Cheap and dirty Ethernet-based dedicated Internet access is Cogent's business and business is good. And Cogent has the numbers to prove it. During the second quarter of 2009, Cogent saw its on-net revenue increase 4.9 percent to $46.5 million, while service revenue grew to $58.0 million.
Competing primarily with large incumbent carriers going into tall shiny buildings in major U.S. cities, Cogent continues to carry out its mission on two fronts: selling to corporate enterprises and selling wholesale raw bandwidth to other ISPs.
All of this is driven by a man Forbes magazine once called the most hated man in telecom, Dave Schaeffer, CEO and co-founder of Cogent Communications.
Schaeffer freely admits that even though IP Internet connectivity is becoming a commodity service. However, selling fiber-based Ethernet connections to large corporate enterprises is actually the secret to Cogent's success.
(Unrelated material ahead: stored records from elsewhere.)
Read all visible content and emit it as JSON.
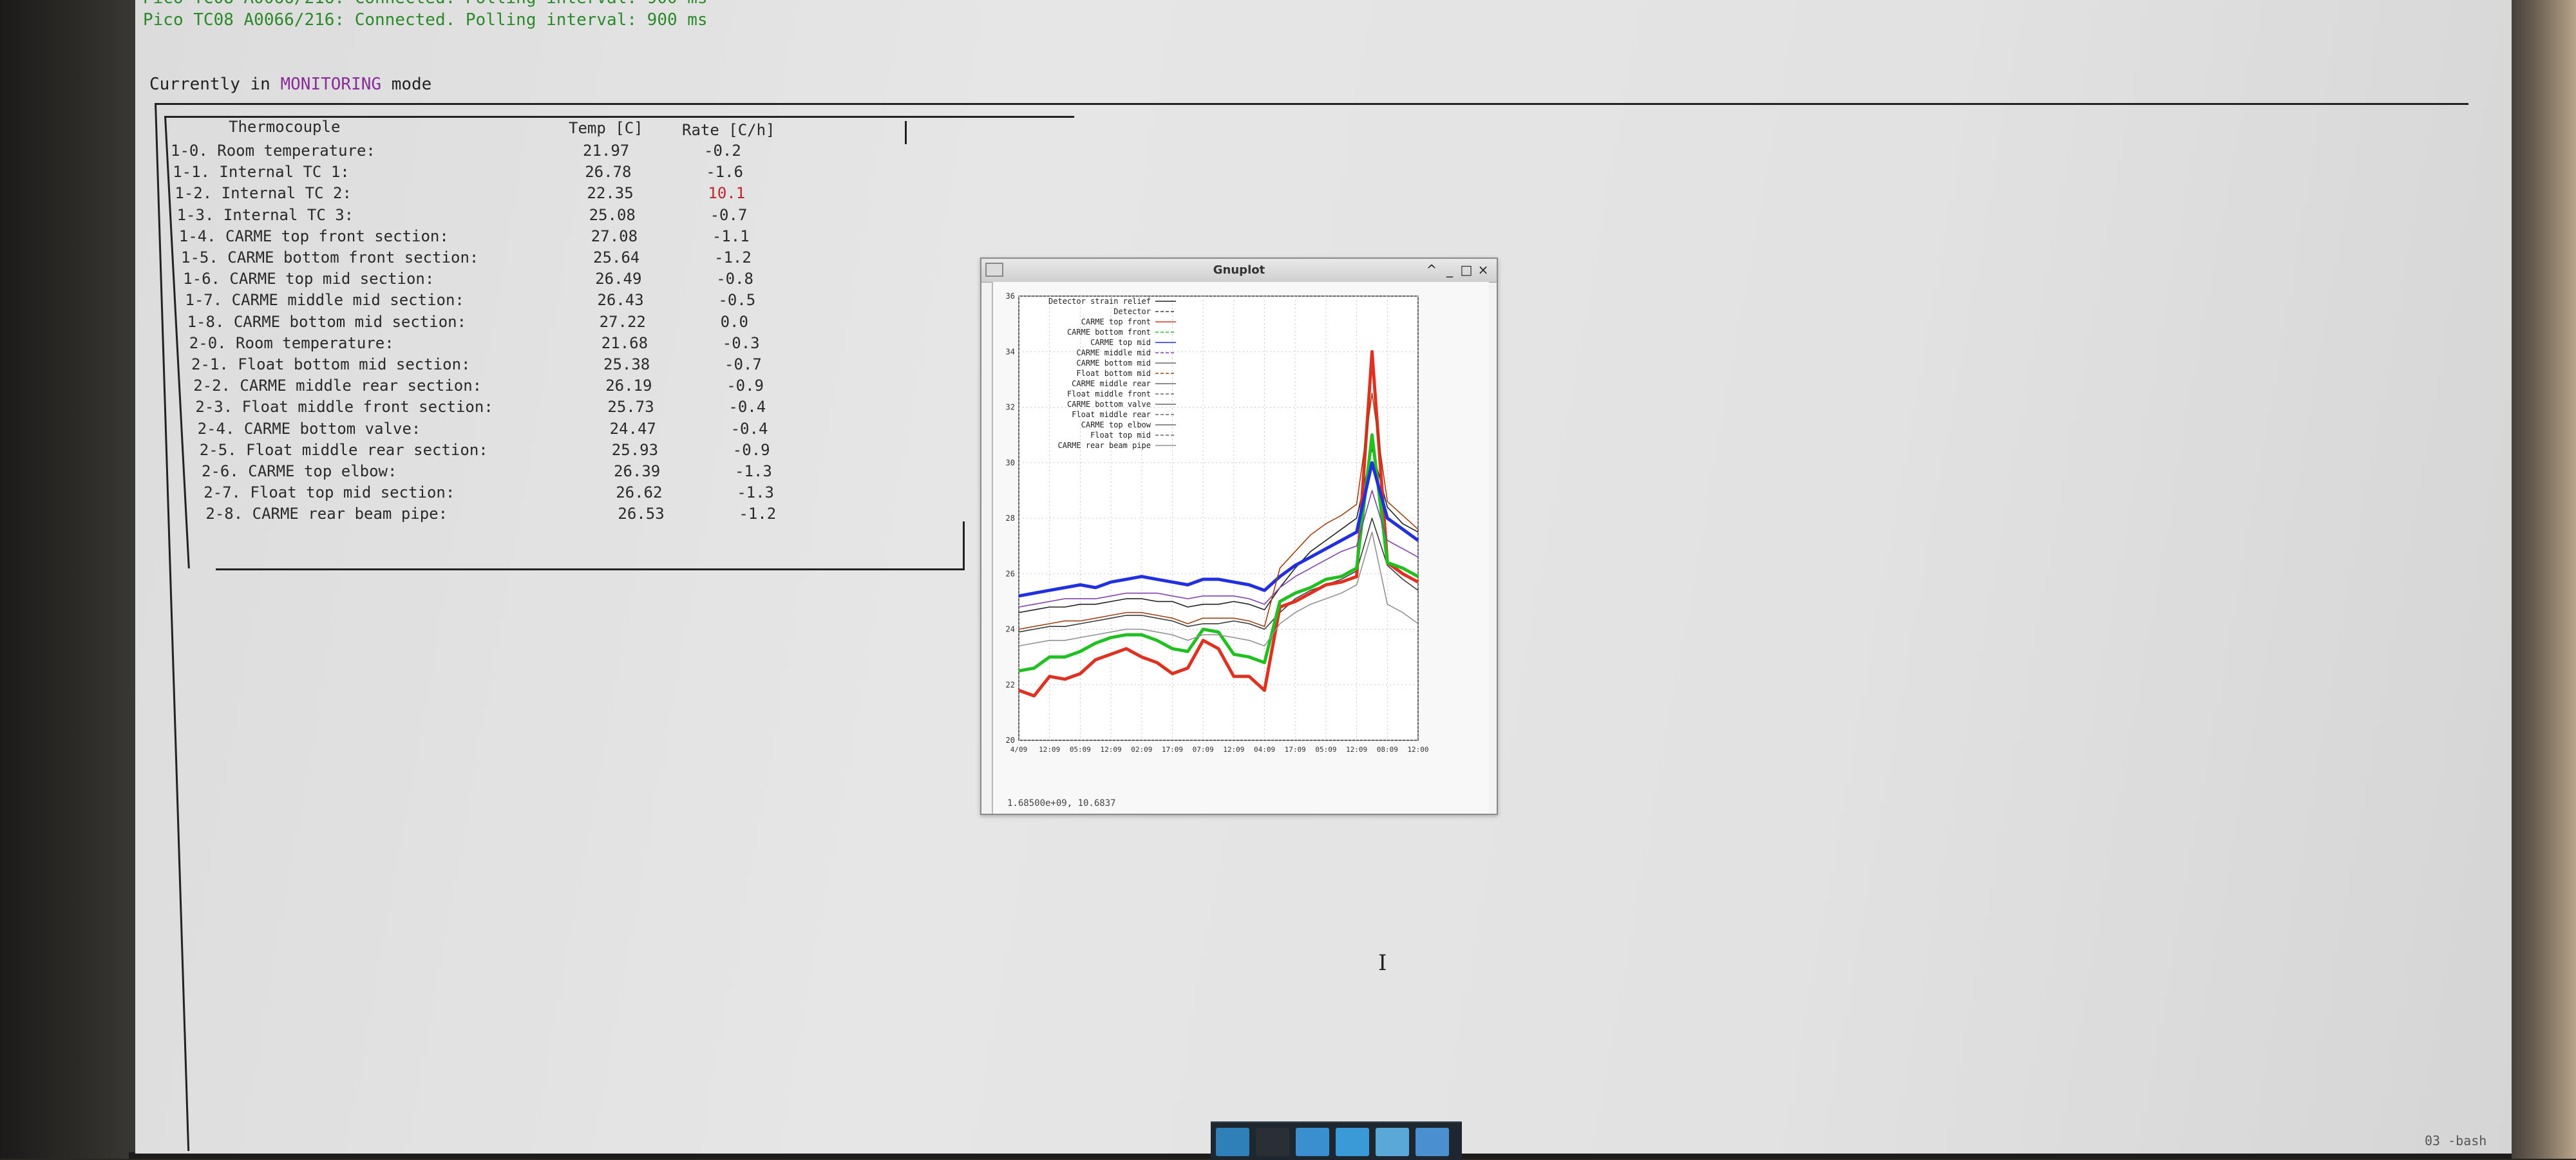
{
  "terminal": {
    "status_line_partial": "Pico TC08 A0066/216: Connected. Polling interval: 900 ms",
    "status_line": "Pico TC08 A0066/216: Connected. Polling interval: 900 ms",
    "mode_prefix": "Currently in ",
    "mode_value": "MONITORING",
    "mode_suffix": " mode"
  },
  "table": {
    "headers": {
      "name": "Thermocouple",
      "temp": "Temp [C]",
      "rate": "Rate [C/h]"
    },
    "rows": [
      {
        "name": "1-0. Room temperature:",
        "temp": "21.97",
        "rate": "-0.2"
      },
      {
        "name": "1-1. Internal TC 1:",
        "temp": "26.78",
        "rate": "-1.6"
      },
      {
        "name": "1-2. Internal TC 2:",
        "temp": "22.35",
        "rate": "10.1"
      },
      {
        "name": "1-3. Internal TC 3:",
        "temp": "25.08",
        "rate": "-0.7"
      },
      {
        "name": "1-4. CARME top front section:",
        "temp": "27.08",
        "rate": "-1.1"
      },
      {
        "name": "1-5. CARME bottom front section:",
        "temp": "25.64",
        "rate": "-1.2"
      },
      {
        "name": "1-6. CARME top mid section:",
        "temp": "26.49",
        "rate": "-0.8"
      },
      {
        "name": "1-7. CARME middle mid section:",
        "temp": "26.43",
        "rate": "-0.5"
      },
      {
        "name": "1-8. CARME bottom mid section:",
        "temp": "27.22",
        "rate": "0.0"
      },
      {
        "name": "2-0. Room temperature:",
        "temp": "21.68",
        "rate": "-0.3"
      },
      {
        "name": "2-1. Float bottom mid section:",
        "temp": "25.38",
        "rate": "-0.7"
      },
      {
        "name": "2-2. CARME middle rear section:",
        "temp": "26.19",
        "rate": "-0.9"
      },
      {
        "name": "2-3. Float middle front section:",
        "temp": "25.73",
        "rate": "-0.4"
      },
      {
        "name": "2-4. CARME bottom valve:",
        "temp": "24.47",
        "rate": "-0.4"
      },
      {
        "name": "2-5. Float middle rear section:",
        "temp": "25.93",
        "rate": "-0.9"
      },
      {
        "name": "2-6. CARME top elbow:",
        "temp": "26.39",
        "rate": "-1.3"
      },
      {
        "name": "2-7. Float top mid section:",
        "temp": "26.62",
        "rate": "-1.3"
      },
      {
        "name": "2-8. CARME rear beam pipe:",
        "temp": "26.53",
        "rate": "-1.2"
      }
    ],
    "highlight_color": "#c0262a"
  },
  "gnuplot": {
    "window_title": "Gnuplot",
    "buttons": {
      "menu": "^",
      "minimize": "_",
      "maximize": "□",
      "close": "×"
    },
    "status_readout": "1.68500e+09,  10.6837"
  },
  "chart_data": {
    "type": "line",
    "title": "",
    "xlabel": "",
    "ylabel": "",
    "ylim": [
      20,
      36
    ],
    "y_ticks": [
      "20",
      "22",
      "24",
      "26",
      "28",
      "30",
      "32",
      "34",
      "36"
    ],
    "x_ticks": [
      "4/09",
      "12:09",
      "05:09",
      "12:09",
      "02:09",
      "17:09",
      "07:09",
      "12:09",
      "04:09",
      "17:09",
      "05:09",
      "12:09",
      "08:09",
      "12:00"
    ],
    "grid": true,
    "legend_position": "top-left",
    "x": [
      0,
      0.5,
      1,
      1.5,
      2,
      2.5,
      3,
      3.5,
      4,
      4.5,
      5,
      5.5,
      6,
      6.5,
      7,
      7.5,
      8,
      8.5,
      9,
      9.5,
      10,
      10.5,
      11,
      11.5,
      12,
      12.5,
      13
    ],
    "series": [
      {
        "name": "Detector strain relief",
        "color": "#202020",
        "values": [
          24.6,
          24.7,
          24.8,
          24.8,
          24.9,
          24.9,
          25.0,
          25.1,
          25.1,
          25.0,
          25.0,
          24.8,
          24.9,
          24.9,
          25.0,
          24.9,
          24.7,
          25.5,
          26.2,
          26.8,
          27.2,
          27.6,
          28.0,
          30.5,
          28.4,
          27.8,
          27.5
        ]
      },
      {
        "name": "Detector",
        "color": "#3a3a3a",
        "values": [
          23.9,
          24.0,
          24.1,
          24.1,
          24.2,
          24.3,
          24.4,
          24.5,
          24.5,
          24.4,
          24.3,
          24.1,
          24.2,
          24.2,
          24.3,
          24.2,
          24.0,
          24.6,
          25.1,
          25.4,
          25.6,
          25.8,
          26.1,
          28.0,
          26.3,
          25.8,
          25.4
        ]
      },
      {
        "name": "CARME top front",
        "color": "#e03020",
        "values": [
          21.8,
          21.6,
          22.3,
          22.2,
          22.4,
          22.9,
          23.1,
          23.3,
          23.0,
          22.8,
          22.4,
          22.6,
          23.6,
          23.3,
          22.3,
          22.3,
          21.8,
          24.8,
          25.0,
          25.3,
          25.6,
          25.7,
          25.9,
          34.0,
          26.4,
          26.0,
          25.7
        ]
      },
      {
        "name": "CARME bottom front",
        "color": "#20c020",
        "values": [
          22.5,
          22.6,
          23.0,
          23.0,
          23.2,
          23.5,
          23.7,
          23.8,
          23.8,
          23.6,
          23.3,
          23.2,
          24.0,
          23.9,
          23.1,
          23.0,
          22.8,
          25.0,
          25.3,
          25.5,
          25.8,
          25.9,
          26.2,
          31.0,
          26.4,
          26.2,
          25.9
        ]
      },
      {
        "name": "CARME top mid",
        "color": "#2030e0",
        "values": [
          25.2,
          25.3,
          25.4,
          25.5,
          25.6,
          25.5,
          25.7,
          25.8,
          25.9,
          25.8,
          25.7,
          25.6,
          25.8,
          25.8,
          25.7,
          25.6,
          25.4,
          25.9,
          26.3,
          26.6,
          26.9,
          27.2,
          27.5,
          30.0,
          28.0,
          27.6,
          27.2
        ]
      },
      {
        "name": "CARME middle mid",
        "color": "#8040b0",
        "values": [
          24.8,
          24.9,
          25.0,
          25.1,
          25.1,
          25.1,
          25.2,
          25.3,
          25.3,
          25.3,
          25.2,
          25.1,
          25.2,
          25.2,
          25.2,
          25.1,
          24.9,
          25.5,
          25.9,
          26.2,
          26.5,
          26.8,
          27.0,
          29.0,
          27.2,
          26.9,
          26.6
        ]
      },
      {
        "name": "Float bottom mid",
        "color": "#a04010",
        "values": [
          24.0,
          24.1,
          24.2,
          24.3,
          24.3,
          24.4,
          24.5,
          24.6,
          24.6,
          24.5,
          24.4,
          24.2,
          24.4,
          24.4,
          24.4,
          24.3,
          24.1,
          26.2,
          26.8,
          27.4,
          27.8,
          28.1,
          28.5,
          32.5,
          28.6,
          28.1,
          27.6
        ]
      },
      {
        "name": "CARME rear beam pipe",
        "color": "#909090",
        "values": [
          23.4,
          23.5,
          23.6,
          23.6,
          23.7,
          23.8,
          23.9,
          24.0,
          24.0,
          23.9,
          23.8,
          23.6,
          23.8,
          23.8,
          23.7,
          23.6,
          23.4,
          24.2,
          24.6,
          24.9,
          25.1,
          25.3,
          25.6,
          27.5,
          24.9,
          24.6,
          24.2
        ]
      }
    ],
    "legend_entries": [
      "Detector strain relief",
      "Detector",
      "CARME top front",
      "CARME bottom front",
      "CARME top mid",
      "CARME middle mid",
      "CARME bottom mid",
      "Float bottom mid",
      "CARME middle rear",
      "Float middle front",
      "CARME bottom valve",
      "Float middle rear",
      "CARME top elbow",
      "Float top mid",
      "CARME rear beam pipe"
    ]
  },
  "taskbar": {
    "items": [
      {
        "icon": "desktop-icon",
        "color": "#2f7fb8"
      },
      {
        "icon": "terminal-icon",
        "color": "#2a2f36"
      },
      {
        "icon": "document-icon",
        "color": "#3a8fd0"
      },
      {
        "icon": "browser-globe-icon",
        "color": "#3a9ad8"
      },
      {
        "icon": "search-magnifier-icon",
        "color": "#5aa8d8"
      },
      {
        "icon": "folder-icon",
        "color": "#4a90d0"
      }
    ],
    "workspace_label": "03 -bash"
  }
}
"While the majority of the sector saw declines versus revenue growth, we were able to demonstrate good growth, and I think it's because of our dependence on IP and more narrowly on IP service," he said.
And while Cogent is a competitive provider, it controls its own destiny. Unlike traditional CLECs that are probably reselling copper-based services from the ILECs, Cogent has built an all-fiber based network that brings fiber into 1,385 on-net buildings across North America and Europe and reaches 135 markets with off-net connectivity.
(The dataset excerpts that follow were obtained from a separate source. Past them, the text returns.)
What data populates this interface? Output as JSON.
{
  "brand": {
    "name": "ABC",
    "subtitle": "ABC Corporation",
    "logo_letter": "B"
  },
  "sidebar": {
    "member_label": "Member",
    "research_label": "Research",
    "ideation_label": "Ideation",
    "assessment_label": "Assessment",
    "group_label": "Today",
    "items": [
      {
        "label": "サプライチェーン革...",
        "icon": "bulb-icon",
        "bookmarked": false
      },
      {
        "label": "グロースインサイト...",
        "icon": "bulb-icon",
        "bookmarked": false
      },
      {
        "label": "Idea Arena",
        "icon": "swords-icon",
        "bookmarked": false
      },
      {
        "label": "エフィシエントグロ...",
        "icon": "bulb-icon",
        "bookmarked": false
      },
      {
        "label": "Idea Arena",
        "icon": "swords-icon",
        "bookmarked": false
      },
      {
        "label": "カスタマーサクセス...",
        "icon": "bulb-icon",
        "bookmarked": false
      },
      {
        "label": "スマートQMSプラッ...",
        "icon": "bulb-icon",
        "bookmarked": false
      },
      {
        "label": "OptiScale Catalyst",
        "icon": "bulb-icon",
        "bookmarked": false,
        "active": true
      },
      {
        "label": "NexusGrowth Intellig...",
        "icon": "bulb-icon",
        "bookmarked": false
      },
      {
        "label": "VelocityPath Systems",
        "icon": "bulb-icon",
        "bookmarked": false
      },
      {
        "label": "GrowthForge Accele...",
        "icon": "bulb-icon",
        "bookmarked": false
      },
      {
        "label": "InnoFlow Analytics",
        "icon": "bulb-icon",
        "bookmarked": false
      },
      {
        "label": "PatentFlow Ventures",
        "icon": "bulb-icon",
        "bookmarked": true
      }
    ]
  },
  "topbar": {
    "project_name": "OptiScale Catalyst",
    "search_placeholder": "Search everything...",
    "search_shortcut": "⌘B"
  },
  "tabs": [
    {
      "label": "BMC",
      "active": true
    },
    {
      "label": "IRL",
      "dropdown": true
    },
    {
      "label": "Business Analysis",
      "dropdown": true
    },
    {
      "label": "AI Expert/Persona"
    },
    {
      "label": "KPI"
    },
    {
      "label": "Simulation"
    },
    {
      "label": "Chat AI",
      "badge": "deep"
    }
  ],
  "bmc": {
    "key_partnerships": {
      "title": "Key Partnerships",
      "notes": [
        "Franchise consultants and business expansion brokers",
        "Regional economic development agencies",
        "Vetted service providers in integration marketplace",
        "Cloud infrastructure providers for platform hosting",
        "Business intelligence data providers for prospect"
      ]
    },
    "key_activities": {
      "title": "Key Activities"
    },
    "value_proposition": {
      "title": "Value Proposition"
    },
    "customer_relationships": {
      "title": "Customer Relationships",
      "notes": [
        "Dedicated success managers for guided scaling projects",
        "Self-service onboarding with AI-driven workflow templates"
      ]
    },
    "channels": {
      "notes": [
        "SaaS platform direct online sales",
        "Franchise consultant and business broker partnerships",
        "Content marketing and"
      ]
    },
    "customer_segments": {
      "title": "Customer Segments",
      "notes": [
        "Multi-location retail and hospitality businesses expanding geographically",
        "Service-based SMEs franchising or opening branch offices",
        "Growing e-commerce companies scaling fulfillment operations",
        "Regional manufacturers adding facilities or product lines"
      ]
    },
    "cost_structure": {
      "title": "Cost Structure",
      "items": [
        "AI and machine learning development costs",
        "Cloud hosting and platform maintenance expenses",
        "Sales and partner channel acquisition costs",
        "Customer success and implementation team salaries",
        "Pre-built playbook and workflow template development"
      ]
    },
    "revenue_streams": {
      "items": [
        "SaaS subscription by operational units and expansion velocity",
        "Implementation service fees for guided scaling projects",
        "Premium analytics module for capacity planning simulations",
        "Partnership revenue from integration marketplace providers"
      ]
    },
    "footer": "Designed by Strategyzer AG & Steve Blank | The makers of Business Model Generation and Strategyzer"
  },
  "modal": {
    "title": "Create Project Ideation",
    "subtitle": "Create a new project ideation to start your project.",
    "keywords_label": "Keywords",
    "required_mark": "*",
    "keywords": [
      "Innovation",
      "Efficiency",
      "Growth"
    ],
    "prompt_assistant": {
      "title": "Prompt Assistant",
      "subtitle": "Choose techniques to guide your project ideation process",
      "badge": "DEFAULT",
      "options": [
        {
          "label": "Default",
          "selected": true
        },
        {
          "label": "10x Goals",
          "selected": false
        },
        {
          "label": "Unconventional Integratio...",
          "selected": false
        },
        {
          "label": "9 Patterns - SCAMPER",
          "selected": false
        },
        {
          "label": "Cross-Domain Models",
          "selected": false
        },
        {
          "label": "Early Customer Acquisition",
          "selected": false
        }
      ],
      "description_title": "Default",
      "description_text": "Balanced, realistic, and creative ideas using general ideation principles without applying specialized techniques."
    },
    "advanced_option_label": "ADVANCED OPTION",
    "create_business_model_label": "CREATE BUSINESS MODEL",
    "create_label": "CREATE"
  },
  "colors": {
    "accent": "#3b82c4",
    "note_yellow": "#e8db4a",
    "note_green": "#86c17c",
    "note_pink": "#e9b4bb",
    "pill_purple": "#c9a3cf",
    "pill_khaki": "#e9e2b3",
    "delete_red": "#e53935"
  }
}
Schaeffer says that by having its own network in place it can accommodate three trends: IP and the Internet replacing other services; a network that can accommodate bit volume growth coming from Internet services; and then significant price erosion on the per-bit mile to achieve in revenue.
"When that bit enters our network, we don't pay anyone else so we can take advantage of all the advances in technology both at the transport layer and at the routing layer," he said. "But if all you're doing is reselling you're probably reselling voice, and you don't have the operating leverage to take advantage of these technological changes. Instead, you have to wait until the underlying service provider puts in the new technology."